In Chapter 2 we present a qualitative study on the optimal conditions for EEG monitoring in the ICU. Through 12 individual and 2 focus group interviews with employees from different departments within and outside of the hospital, the current workflow regarding neuromonitoring in the ICU is identified. Additionally, we evaluate the barriers and facilitators for change in this monitoring process through the Consolidated Framework for Implementation Research (CFIR). Factors such as motivation and willingness to change serve as facilitators, while a lack of interdepartmental communication and the high workload for various healthcare professionals involved can be significant barriers.

The qualitative research reveals that the largest group monitored using EEG in the ICU consists of patients suffering from postanoxic encephalopathy, which can be a complication of a cardiac arrest.

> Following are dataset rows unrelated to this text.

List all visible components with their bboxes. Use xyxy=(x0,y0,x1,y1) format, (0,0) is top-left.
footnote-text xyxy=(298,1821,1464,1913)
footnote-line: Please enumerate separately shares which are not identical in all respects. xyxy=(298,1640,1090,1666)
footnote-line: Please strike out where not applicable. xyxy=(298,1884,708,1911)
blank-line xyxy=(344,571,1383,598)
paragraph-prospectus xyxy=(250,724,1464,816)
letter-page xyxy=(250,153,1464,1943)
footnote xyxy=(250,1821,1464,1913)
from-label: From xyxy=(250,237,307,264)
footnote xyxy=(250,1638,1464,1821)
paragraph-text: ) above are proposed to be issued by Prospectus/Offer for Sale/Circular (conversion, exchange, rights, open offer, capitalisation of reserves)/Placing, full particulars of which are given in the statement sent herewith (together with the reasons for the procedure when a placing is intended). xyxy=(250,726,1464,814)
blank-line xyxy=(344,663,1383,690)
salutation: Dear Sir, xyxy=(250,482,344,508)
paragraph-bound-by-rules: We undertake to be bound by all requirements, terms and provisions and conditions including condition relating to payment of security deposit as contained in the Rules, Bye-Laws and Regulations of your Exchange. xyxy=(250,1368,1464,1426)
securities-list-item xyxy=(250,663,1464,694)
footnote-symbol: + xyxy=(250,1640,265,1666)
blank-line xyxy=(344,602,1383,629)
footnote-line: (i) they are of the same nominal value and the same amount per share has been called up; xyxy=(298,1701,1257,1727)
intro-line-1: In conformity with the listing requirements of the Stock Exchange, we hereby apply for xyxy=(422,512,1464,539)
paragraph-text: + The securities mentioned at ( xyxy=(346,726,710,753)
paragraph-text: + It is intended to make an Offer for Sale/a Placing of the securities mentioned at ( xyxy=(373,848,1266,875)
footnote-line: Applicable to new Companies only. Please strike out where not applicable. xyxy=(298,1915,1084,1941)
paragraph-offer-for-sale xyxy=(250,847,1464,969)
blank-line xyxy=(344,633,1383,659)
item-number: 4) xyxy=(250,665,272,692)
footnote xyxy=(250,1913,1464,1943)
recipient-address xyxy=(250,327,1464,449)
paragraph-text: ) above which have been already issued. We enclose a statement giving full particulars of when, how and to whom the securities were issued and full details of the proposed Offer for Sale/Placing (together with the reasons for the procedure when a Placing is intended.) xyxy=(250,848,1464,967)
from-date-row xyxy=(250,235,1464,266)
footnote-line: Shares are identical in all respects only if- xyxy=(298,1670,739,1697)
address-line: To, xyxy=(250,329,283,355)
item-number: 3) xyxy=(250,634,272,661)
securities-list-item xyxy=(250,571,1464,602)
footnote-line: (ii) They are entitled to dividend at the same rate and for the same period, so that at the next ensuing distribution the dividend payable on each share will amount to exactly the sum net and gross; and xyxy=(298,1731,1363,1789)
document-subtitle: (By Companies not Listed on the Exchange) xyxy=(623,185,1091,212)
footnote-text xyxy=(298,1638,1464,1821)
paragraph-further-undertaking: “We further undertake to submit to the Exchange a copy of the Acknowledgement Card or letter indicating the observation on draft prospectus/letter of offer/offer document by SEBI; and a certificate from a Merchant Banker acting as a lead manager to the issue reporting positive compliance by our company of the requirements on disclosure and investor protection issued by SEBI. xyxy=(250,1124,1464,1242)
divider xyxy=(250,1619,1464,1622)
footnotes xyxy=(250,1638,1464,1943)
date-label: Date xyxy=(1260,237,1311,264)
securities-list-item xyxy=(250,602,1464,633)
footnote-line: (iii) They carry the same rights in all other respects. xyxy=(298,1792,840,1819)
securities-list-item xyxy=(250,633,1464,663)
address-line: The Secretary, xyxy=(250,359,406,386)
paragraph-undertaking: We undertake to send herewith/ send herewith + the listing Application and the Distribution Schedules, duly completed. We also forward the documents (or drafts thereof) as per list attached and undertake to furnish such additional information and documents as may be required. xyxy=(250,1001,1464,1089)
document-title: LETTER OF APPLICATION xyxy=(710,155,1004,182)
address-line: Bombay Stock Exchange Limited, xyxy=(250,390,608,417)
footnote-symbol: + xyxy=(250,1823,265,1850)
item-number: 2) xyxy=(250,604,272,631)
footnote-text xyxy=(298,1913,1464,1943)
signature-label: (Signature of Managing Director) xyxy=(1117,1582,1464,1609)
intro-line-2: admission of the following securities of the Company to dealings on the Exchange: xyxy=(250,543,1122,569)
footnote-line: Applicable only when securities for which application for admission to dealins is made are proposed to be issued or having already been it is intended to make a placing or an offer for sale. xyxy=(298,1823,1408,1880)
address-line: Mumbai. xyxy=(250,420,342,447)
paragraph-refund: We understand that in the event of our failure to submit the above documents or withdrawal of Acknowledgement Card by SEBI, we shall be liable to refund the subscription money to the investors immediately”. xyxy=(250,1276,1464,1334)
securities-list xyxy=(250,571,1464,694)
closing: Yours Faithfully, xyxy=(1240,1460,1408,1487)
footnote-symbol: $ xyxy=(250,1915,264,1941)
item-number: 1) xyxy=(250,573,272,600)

Therefore, in Chapter 3, we examine the technical requirements for optimal EEG monitoring. Specifically, we focus on the necessary number of EEG electrodes for reliable automatic classification of the EEG background pattern in postanoxic encephalopathy. By training an Random Forest (RF) classifier with input from 12, 10, 8, 6, and 4 EEG electrodes, we develop a model with a micro-averaged One-vs-Rest (OvR) Area Under the Curve - Receiver Operating Characteristics (AUC-ROC) value of 0.923, 0.924, 0.924, 0.925, and 0.923 (p-value: 0.279) for the different numbers of electrodes respectively. The constant performance of the model suggests that a reduced number of electrodes may be sufficient for monitoring this patient group, potentially reducing the workload for EEG technicians. Automatic assessment of the EEG can also contribute to a decreased workload for clinical neurophysiologists.

In Chapter 4 we provide the conclusions and future perspectives of this thesis. We have demonstrated the potential for change in the EEG monitoring workflow at the ICU of the Erasmus MC, indicating that there is an opportunity to work towards more effective and efficient neuromonitoring. Future research should focus on a broader range of logistical and technical prerequisites - including effective interdepartmental collaboration and which EEG equipment to use - thereby creating opportunities to improve treatment and outcomes of critically ill patients.